La inquietud quedó reflejada hace algunas semanas cuando la Junta de Vigilancia del Río Maipo Primera Sección (JVRM) y Aguas Andinas solicitaron a la Dirección General de Aguas (DGA) declarar zona de escasez hídrica por un año. Según explicaron ambas entidades, la medida permitiría contar con herramientas de gestión más ágiles para enfrentar un escenario marcado por la reducción sostenida de las precipitaciones, la disminución de la nieve acumulada y un menor aporte de agua proveniente del deshielo.
El río Maipo constituye la principal fuente de abastecimiento de agua potable para gran parte de la Región Metropolitana y, al mismo tiempo, sostiene una intensa actividad agrícola en comunas como Talagante, Isla de Maipo, El Monte, Peñaflor, Buin, Paine y Melipilla. Por ello, cualquier disminución prolongada en su disponibilidad tiene consecuencias ambientales, sociales y económicas para miles de personas.

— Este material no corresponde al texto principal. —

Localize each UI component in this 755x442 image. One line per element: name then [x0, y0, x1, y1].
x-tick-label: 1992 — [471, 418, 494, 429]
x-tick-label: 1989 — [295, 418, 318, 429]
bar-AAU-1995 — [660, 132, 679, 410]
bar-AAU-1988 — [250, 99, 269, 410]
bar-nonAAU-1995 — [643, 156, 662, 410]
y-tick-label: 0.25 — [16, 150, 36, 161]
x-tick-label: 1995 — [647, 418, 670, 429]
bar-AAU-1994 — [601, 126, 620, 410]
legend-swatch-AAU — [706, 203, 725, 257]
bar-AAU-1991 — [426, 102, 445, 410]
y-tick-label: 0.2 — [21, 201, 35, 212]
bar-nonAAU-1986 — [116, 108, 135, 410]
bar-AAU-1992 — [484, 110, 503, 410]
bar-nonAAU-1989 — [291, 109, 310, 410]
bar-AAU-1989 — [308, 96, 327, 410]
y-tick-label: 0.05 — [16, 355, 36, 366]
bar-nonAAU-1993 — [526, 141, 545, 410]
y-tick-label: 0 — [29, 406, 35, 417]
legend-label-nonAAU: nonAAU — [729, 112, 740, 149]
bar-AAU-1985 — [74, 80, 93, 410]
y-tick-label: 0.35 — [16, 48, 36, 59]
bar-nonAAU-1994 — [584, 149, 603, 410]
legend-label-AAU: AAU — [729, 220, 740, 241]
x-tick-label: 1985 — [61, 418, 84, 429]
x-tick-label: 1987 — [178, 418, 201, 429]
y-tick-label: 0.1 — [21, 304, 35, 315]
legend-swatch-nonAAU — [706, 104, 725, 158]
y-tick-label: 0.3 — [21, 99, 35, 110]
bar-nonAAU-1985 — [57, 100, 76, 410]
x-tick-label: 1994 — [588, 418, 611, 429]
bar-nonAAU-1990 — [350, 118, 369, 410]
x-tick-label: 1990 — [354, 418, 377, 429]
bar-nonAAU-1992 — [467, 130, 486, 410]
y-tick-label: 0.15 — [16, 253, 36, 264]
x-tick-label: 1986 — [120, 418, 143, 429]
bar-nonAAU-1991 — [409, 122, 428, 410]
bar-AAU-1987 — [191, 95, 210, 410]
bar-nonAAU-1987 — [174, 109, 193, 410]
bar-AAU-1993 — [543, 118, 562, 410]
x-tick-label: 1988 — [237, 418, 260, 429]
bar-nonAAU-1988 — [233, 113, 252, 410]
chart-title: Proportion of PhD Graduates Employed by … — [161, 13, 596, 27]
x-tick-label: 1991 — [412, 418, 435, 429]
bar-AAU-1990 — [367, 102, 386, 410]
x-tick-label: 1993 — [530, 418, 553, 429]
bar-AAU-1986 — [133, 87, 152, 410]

A la preocupación por la disponibilidad del recurso se suma el retroceso de los glaciares de la cordillera. Entre ellos destaca el glaciar Echaurren, considerado uno de los principales indicadores del comportamiento hídrico de la cuenca, que ha perdido cerca del 65 % de su superficie en las últimas décadas como consecuencia del cambio climático. Esta situación reduce progresivamente la capacidad natural de alimentar el río durante los meses más secos del año.
Frente a este escenario, distintos actores públicos y privados impulsan proyectos orientados a fortalecer la seguridad hídrica de la cuenca. Entre ellos figura Retorno Maipo, iniciativa que busca reutilizar aguas tratadas para destinarlas al riego agrícola durante períodos de sequía extrema, permitiendo liberar agua del río para el abastecimiento de Santiago cuando las condiciones lo requieran. La propuesta forma parte de una estrategia de adaptación al cambio climático basada en la gestión integrada de la cuenca.
Especialistas coinciden en que las lluvias invernales representan un alivio momentáneo, pero no resuelven una crisis que se arrastra desde hace más de una década. Por ello, sostienen que la protección del río Maipo requiere una planificación de largo plazo, una gestión coordinada entre instituciones y un uso cada vez más eficiente del recurso hídrico para enfrentar los efectos del cambio climático.